I have a huge set of data. Something like 100k lines and I am trying to drop a row from a dataframe if the row, which contains a list, contains a value from another dataframe. Here's a small time example.
has = [['@a'], ['@b'], ['#c, #d, #e, #f'], ['@g']]
use = [1,2,3,5]
z = ['#d','@a']
df = pd.DataFrame({'user': use, 'tweet': has})
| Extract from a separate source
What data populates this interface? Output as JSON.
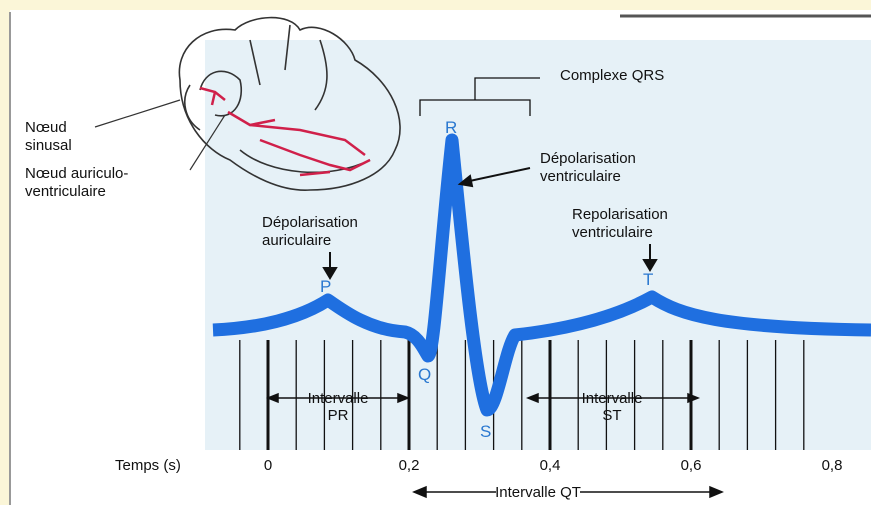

df2 = pd.DataFrame({'z': z})
tweet user
0 [@a] 1
1 [@b] 2
2 [#c, #d, #e, #f] 3
3 [@g] 5
z
0 #d
1 @a
The desired outcome would be
tweet user
0 [@b] 2
1 [@g] 5
Things i've tried
#this seems to work for dropping @a but not #d
for a in range(df.tweet.size):
for search in df2.z:
if search in df.loc[a].tweet:
df.drop(a)
#this works for my small scale example but throws an error on my big data
df['tweet'] = df.tweet.apply(', '.join)
test = df[~df.tweet.str.contains('|'.join(df2['z'].astype(str)))]
#the error being "unterminated character set at position 1343770"
#i went to check what was on that line and it returned this
basket.iloc[1343770]
user_id 17060480
tweet [#IfTheyWereBlackOrBrownPeople, #WTF]
Name: 4612505, dtype: object
Any help would be greatly appreciated.